Just Say “NO”…Nicely

The word “No”, it is surely one of the shortest words in the dictionary.  BUT  those in the quilting business must acquire the ability to say it confidently and clearly.  I know, we always hear “stay away from negative words”, but when it comes to customer contact, networking, and growing your business it is imperative to understand that it is okay to say “NO”…nicely.

In case some of you out there need some examples of when it’s appropriate (or alleviates your guilt) to share that word, here is a short list.

The Okay to “No” List (according to Lisa)

When asked to use red thread  on the top of the quilt, and white thread in the bobbin.

If you don’t think the color choice is going to work it’s okay to give your opinion.  I would hope customers would appreciate your input and concern for the outcome of their project.  You are only giving a suggestion, and if it helps you sleep better at night for heaven’s sake “Say what you gotta say!”…nicely.

When your customer feels that quilting their king size top should cost $60.00 to complete.

It is ultimately YOUR time, and what does YOUR time mean to you? It’s okay to kindly indicate the price YOU feel is appropriate (that’s if you want to quilt a king size top in the first place).  But if you know that the price and size aren’t to your liking kindly tell your customer no…nicely.

You are asked to give a lecture, very exciting.  The lecture is 5 hours away and they want you to speak for 2 hours, is it really that exciting?

Perhaps it’s considered exciting if you feel that after adding up all your expenses, and time taken to do the lecture you can find some margin of profit that would be beneficial to you.  Again there is absolutely nothing wrong with feeling that the distance just doesn’t meet the criteria that makes it a worthwhile venture.  Decline the offer by saying no…nicely.

Your quilt has caught the eye of a client who asks to purchase you prize-winning quilt for $400.00 dollars.

This should really be an easy “no”.  I realize that it is very flattering when a customer, or fellow quilter, is in awe of what you have designed. It’s especially attractive in regards to a project that’s been highly recognized and given a pretty blue ribbon.  However, the love, and sweat you poured into this amazing piece is way beyond $400. 00 if not priceless.  So give careful consideration when tempted to part with the quilt that has won “Best In Show”; be mindful of the dollars you are going to receive in exchange for the art you have created and probably will never forget.  You needn’t respond like Wonder Woman (although you may want to), but humbly say thank you and no…nicely.

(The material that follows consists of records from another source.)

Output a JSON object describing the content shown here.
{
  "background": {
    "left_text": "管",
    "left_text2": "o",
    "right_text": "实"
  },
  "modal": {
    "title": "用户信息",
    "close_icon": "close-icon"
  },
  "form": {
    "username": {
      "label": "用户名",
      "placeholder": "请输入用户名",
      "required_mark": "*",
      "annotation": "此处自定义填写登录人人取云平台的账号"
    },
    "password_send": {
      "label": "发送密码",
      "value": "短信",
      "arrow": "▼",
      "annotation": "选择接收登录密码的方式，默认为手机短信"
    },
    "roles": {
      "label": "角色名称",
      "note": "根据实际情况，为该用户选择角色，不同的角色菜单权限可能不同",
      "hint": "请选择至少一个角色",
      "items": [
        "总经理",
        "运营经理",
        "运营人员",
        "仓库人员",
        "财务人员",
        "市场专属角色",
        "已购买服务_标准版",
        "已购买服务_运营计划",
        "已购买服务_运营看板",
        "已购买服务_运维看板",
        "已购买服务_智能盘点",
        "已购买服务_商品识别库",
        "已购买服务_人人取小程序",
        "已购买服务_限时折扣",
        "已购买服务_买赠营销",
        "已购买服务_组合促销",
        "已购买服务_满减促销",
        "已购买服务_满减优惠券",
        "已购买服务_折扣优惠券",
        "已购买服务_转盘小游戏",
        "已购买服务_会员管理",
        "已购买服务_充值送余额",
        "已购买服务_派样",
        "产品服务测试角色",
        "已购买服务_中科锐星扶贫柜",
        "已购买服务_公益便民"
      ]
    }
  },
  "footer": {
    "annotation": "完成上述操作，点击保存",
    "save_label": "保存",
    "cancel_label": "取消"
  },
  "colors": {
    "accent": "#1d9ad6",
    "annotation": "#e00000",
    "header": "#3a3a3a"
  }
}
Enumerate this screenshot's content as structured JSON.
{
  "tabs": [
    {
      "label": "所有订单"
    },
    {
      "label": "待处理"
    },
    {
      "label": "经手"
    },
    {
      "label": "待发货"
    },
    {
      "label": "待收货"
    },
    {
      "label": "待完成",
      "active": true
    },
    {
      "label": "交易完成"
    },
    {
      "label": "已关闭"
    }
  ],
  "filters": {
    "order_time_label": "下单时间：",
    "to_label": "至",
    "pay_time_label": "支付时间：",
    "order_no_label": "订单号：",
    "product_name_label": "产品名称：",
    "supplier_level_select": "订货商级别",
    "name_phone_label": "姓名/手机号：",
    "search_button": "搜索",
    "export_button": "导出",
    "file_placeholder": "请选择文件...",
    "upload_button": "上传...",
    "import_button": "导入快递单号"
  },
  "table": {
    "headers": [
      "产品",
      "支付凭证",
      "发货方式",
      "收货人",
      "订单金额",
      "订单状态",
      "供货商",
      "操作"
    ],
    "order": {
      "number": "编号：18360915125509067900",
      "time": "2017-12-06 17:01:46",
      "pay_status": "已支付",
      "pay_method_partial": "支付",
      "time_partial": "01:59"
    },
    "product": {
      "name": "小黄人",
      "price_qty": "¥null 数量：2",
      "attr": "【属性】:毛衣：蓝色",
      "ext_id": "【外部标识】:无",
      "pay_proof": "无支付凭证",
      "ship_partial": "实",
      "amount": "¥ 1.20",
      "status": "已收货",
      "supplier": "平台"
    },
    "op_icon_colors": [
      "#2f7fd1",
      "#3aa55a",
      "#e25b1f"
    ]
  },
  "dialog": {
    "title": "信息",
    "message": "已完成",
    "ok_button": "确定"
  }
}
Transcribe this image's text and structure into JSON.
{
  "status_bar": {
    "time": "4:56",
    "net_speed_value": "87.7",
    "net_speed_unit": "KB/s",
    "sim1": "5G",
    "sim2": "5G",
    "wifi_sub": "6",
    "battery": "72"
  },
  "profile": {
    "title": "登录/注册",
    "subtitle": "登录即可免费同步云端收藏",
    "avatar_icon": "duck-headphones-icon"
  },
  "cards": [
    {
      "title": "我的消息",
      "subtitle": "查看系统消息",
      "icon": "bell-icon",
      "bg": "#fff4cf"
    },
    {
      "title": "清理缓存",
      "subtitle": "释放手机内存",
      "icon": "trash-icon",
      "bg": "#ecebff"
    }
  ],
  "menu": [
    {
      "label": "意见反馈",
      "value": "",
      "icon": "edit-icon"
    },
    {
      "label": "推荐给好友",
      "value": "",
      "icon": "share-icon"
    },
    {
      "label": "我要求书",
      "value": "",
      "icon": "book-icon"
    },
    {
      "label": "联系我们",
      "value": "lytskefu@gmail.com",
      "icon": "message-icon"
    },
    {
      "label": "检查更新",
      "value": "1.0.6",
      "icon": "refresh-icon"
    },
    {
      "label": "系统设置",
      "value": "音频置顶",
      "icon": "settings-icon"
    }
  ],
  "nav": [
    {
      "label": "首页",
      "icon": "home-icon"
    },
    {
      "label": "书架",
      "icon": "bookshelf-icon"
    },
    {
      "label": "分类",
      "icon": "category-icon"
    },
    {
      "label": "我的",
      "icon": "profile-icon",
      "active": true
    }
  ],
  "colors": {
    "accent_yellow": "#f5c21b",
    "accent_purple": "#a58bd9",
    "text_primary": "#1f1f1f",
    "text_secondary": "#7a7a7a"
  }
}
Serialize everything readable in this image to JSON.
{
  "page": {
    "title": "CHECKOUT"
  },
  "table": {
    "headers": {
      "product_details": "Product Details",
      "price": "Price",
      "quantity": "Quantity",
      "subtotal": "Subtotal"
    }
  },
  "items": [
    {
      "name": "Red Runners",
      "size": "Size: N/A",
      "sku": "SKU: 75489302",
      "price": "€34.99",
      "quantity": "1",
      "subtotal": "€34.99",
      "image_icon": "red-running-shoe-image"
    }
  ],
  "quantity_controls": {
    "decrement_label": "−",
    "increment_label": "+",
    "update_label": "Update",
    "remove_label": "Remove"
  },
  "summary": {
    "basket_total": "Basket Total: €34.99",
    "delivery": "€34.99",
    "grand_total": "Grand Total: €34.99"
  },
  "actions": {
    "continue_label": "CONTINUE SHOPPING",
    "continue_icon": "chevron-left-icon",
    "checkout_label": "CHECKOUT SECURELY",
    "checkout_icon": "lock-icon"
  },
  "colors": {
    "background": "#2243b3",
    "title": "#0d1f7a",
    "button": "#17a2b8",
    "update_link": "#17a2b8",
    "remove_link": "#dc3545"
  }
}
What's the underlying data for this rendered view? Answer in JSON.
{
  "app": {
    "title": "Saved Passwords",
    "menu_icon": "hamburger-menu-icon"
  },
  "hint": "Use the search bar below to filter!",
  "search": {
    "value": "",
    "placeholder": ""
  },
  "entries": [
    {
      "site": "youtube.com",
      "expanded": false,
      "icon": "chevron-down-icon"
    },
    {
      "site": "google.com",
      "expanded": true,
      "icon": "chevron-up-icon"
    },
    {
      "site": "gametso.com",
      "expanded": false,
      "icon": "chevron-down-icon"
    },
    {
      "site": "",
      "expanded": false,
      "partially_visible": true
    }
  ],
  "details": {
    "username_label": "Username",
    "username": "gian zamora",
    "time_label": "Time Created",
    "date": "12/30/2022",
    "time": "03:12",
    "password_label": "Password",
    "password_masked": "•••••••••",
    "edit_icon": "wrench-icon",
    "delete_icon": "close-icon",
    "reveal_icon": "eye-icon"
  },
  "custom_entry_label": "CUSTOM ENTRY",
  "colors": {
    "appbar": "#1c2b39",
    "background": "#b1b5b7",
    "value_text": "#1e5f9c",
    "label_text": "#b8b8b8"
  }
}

Uttering the word “no” is not easy, but it needs to be communicated.  When I say communicated, I mean spoken “nicely” to that particular individual.  It’s not what you say to those around you, but how you say it that matters.  Done in a polite, respectful manner, the word “no” can be a very beautiful, short, and sweet expression.

Do you have a hard time saying no? Or maybe you can’t even fathom telling someone “no”.  Please share your experience on how you have/haven’t come to terms with that forbidden one syllable word.

8 thoughts on “Just Say “NO”…Nicely

  1. I have problem saying no to something fun that I don’t have time for. Usually quilt related for my guild. I am getting better. I don’t have a problem with my business as a quilter. I have set prices and have no problem letting people know. Yes I sell, make quilts and these are my prices. If you do teach, say, Yes I do lectures/classes and these are my prices. Let me check my schedule and Get back to you. A lecture 5hours away involves charging the client for the lecture fee of $400 to $600, mileage, and hotel overnight. That is the going rate in my area. Make it worth your while. Or just say you are booked out time wise.

  2. For me it has come with experience & maturity. If I am taken off guard I have learned to deflect–such as I will need to check my schedule, I think I am unavailable that day etc…….. Which gives me time to time about it!

  3. Oh, I was AWFUL at saying no for years!!! But I finally learned this little slogan to tell myself when I am battling, “It is time to be politely rude right now.” Because I feel like I am being rude in some way, but it okay in my head to do it politely!!! It works for me!!!

  4. I learnt to say no as early on. My mother had always said yes to everything, running herself ragged in many ways. I knew I didn’t want to do that. The first time I said no was one on my greatest treats to myself, and I showed myself some respect with that word. I was asked to become the treasurer at church. I hate accounting and (sorry maths friends) maths and knew it would be the proverbial noose around my neck. I think I was doing them a favour too. I would rather share my gifts with people when I choose and be in the right frame of mind to do it. I think every one benefits.

    I totally agree with charging people what you think your time and quilts are worth. The couple of times I have not done this, I felt like I let myself down. When it came to increasing my quilt teaching prices, I was told that wasn’t a good idea when everyone else was (at that shop) and mine were the cheapest and longest courses they ran. It was insulting when I put my whole heart and soul into giving my students the most and best value for money I can every time. The fact that I got more money for about half the time teaching at a symposium was a real eye opener!

    Have a great day.

  5. This was timely. This afternoon i had to call a friend of a cousin who wanted a t-shirt quilt. I said No so nicely. You would have been proud.